Stats return +/- infinity when it makes sense. E.g., the variance of a Cauchy distribution is infinity. However, sometimes the statistic is undefined, e.g., if a distribution's pdf does not achieve a maximum within the support of the distribution, the mode is undefined. If the mean is undefined, then by definition the variance is undefined. E.g. the mean for Student's T for df = 1 is undefined (no clear way to say it is either + or - infinity), so the variance = E[(X - mean)**2] is also undefined.

batch_shape Shape of a single sample from a single event index as a TensorShape.

May be partially defined or unknown.

The batch dimensions are indexes into independent, non-identical parameterizations of this distribution.

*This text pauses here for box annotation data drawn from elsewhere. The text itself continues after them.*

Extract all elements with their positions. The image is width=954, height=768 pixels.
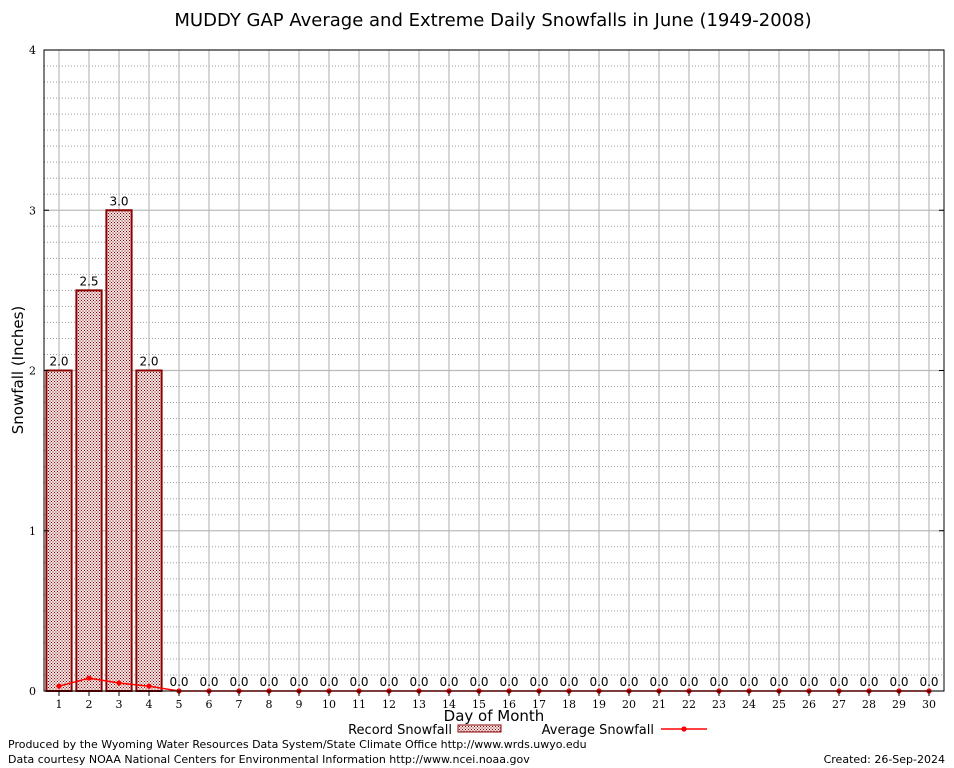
y-axis-title: Snowfall (Inches) [9,306,27,434]
legend-average-label: Average Snowfall [542,723,654,738]
bar-value-label: 3.0 [109,194,128,208]
bar-value-label: 0.0 [229,675,248,689]
bar-value-label: 0.0 [589,675,608,689]
x-tick-label: 6 [206,698,213,711]
x-tick-label: 30 [922,698,936,711]
x-tick-label: 23 [712,698,726,711]
legend-record-swatch [457,724,502,733]
x-tick-label: 16 [502,698,516,711]
x-tick-label: 27 [832,698,846,711]
footer-created-date: Created: 26-Sep-2024 [823,753,945,766]
bar-value-label: 0.0 [619,675,638,689]
bar-value-label: 2.0 [49,355,68,369]
bar-value-label: 0.0 [529,675,548,689]
bar-value-label: 0.0 [199,675,218,689]
x-tick-label: 7 [236,698,243,711]
legend-record-label: Record Snowfall [348,723,452,738]
x-tick-label: 10 [322,698,336,711]
chart-title: MUDDY GAP Average and Extreme Daily Snow… [174,10,811,31]
bar-value-label: 0.0 [889,675,908,689]
bar-value-labels: 2.0 2.5 3.0 2.0 0.0 0.0 0.0 0.0 0.0 0.0 0.0 0.0 0.0 0… [49,194,938,689]
record-snowfall-bars [45,209,163,692]
x-tick-label: 14 [442,698,456,711]
legend: Record Snowfall Average Snowfall [348,723,707,738]
x-axis-title: Day of Month [444,707,545,725]
x-tick-label: 4 [146,698,153,711]
bar-value-label: 0.0 [259,675,278,689]
x-tick-label: 26 [802,698,816,711]
y-tick-label: 2 [29,365,36,378]
average-point [56,683,62,689]
x-tick-label: 1 [56,698,63,711]
bar-value-label: 0.0 [349,675,368,689]
x-tick-label: 15 [472,698,486,711]
y-tick-label: 3 [29,204,36,217]
x-tick-label: 22 [682,698,696,711]
bar-value-label: 0.0 [799,675,818,689]
average-point [116,680,122,686]
bar-value-label: 2.5 [79,274,98,288]
bar-value-label: 0.0 [829,675,848,689]
average-point [146,683,152,689]
bar-value-label: 0.0 [169,675,188,689]
record-bar [45,369,73,692]
x-tick-label: 5 [176,698,183,711]
bar-value-label: 0.0 [319,675,338,689]
x-tick-label: 17 [532,698,546,711]
bar-value-label: 0.0 [559,675,578,689]
bar-value-label: 0.0 [439,675,458,689]
x-tick-label: 12 [382,698,396,711]
x-tick-label: 21 [652,698,666,711]
bar-value-label: 0.0 [739,675,758,689]
bar-value-label: 0.0 [769,675,788,689]
x-tick-label: 20 [622,698,636,711]
x-tick-label: 11 [352,698,366,711]
footer-credit-noaa: Data courtesy NOAA National Centers for … [8,753,530,766]
x-tick-label: 29 [892,698,906,711]
x-tick-label: 19 [592,698,606,711]
y-tick-label: 4 [29,44,36,57]
bar-value-label: 0.0 [469,675,488,689]
footer-credit-wrds: Produced by the Wyoming Water Resources … [8,738,587,751]
y-axis-ticks: 0 1 2 3 4 [29,44,944,698]
bar-value-label: 2.0 [139,355,158,369]
bar-value-label: 0.0 [409,675,428,689]
x-tick-label: 2 [86,698,93,711]
record-bar [105,209,133,692]
bar-value-label: 0.0 [289,675,308,689]
gridlines [44,49,944,692]
record-bar [75,289,103,692]
record-bar [135,369,163,692]
bar-value-label: 0.0 [919,675,938,689]
legend-average-marker [681,726,687,732]
bar-value-label: 0.0 [499,675,518,689]
bar-value-label: 0.0 [379,675,398,689]
x-tick-label: 28 [862,698,876,711]
y-tick-label: 1 [29,525,36,538]
bar-value-label: 0.0 [859,675,878,689]
bar-value-label: 0.0 [649,675,668,689]
x-tick-label: 18 [562,698,576,711]
x-tick-label: 9 [296,698,303,711]
x-tick-label: 13 [412,698,426,711]
x-tick-label: 8 [266,698,273,711]
x-tick-label: 24 [742,698,756,711]
bar-value-label: 0.0 [679,675,698,689]
average-point [86,675,92,681]
x-tick-label: 3 [116,698,123,711]
x-tick-label: 25 [772,698,786,711]
y-tick-label: 0 [29,685,36,698]
x-axis-ticks: 1 2 3 4 5 6 7 8 9 10 11 12 13 14 15 16 17 18 19 20 21 22 23 24 2… [56,691,936,711]
bar-value-label: 0.0 [709,675,728,689]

dtype The DType of Tensors handled by this Distribution.
event_shape Shape of a single sample from a single batch as a TensorShape.

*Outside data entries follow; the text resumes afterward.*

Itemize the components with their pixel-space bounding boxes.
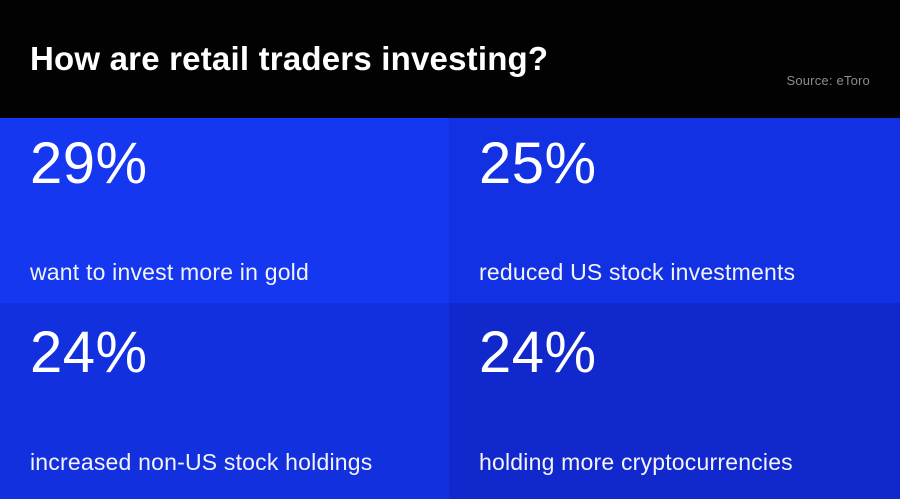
stat-value-non-us-stocks: 24% [30,320,148,385]
stat-tile-crypto: 24% holding more cryptocurrencies [449,303,900,499]
stat-label-non-us-stocks: increased non-US stock holdings [30,448,373,475]
stat-value-gold: 29% [30,131,148,196]
stat-tile-us-stocks: 25% reduced US stock investments [449,118,900,303]
stat-tile-gold: 29% want to invest more in gold [0,118,449,303]
source-credit: Source: eToro [786,73,870,88]
stat-tile-non-us-stocks: 24% increased non-US stock holdings [0,303,449,499]
stat-value-crypto: 24% [479,320,597,385]
page-title: How are retail traders investing? [30,40,549,77]
header: How are retail traders investing? Source… [0,0,900,118]
stat-label-gold: want to invest more in gold [30,258,309,285]
stat-label-us-stocks: reduced US stock investments [479,258,796,285]
stat-label-crypto: holding more cryptocurrencies [479,448,793,475]
stat-grid: 29% want to invest more in gold 25% redu… [0,118,900,499]
stat-value-us-stocks: 25% [479,131,597,196]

May be partially defined or unknown.

experimental_shard_axis_names The list or structure of lists of active shard axis names.

name Name prepended to all ops created by this Distribution.
name_scope Returns a tf.name_scope instance for this class.
non_trainable_variables Sequence of non-trainable variables owned by this module and its submodules.

parameters Dictionary of parameters used to instantiate this Distribution.

reparameterization_type Describes how samples from the distribution are reparameterized.

Currently this is one of the static instances tfd.FULLY_REPARAMETERIZED or tfd.NOT_REPARAMETERIZED.



submodules Sequence of all sub-modules.

Submodules are modules which are properties of this module, or found as properties of modules which are properties of this module (and so on).

a = tf.Module()
b = tf.Module()
c = tf.Module()
a.b = b
b.c = c
list(a.submodules) == [b, c]
list(b.submodules) == [c]
list(c.submodules) == []


trainable_variables Sequence of trainable variables owned by this module and its submodules.

validate_args Python bool indicating possibly expensive checks are enabled.
variables Sequence of variables owned by this module and its submodules.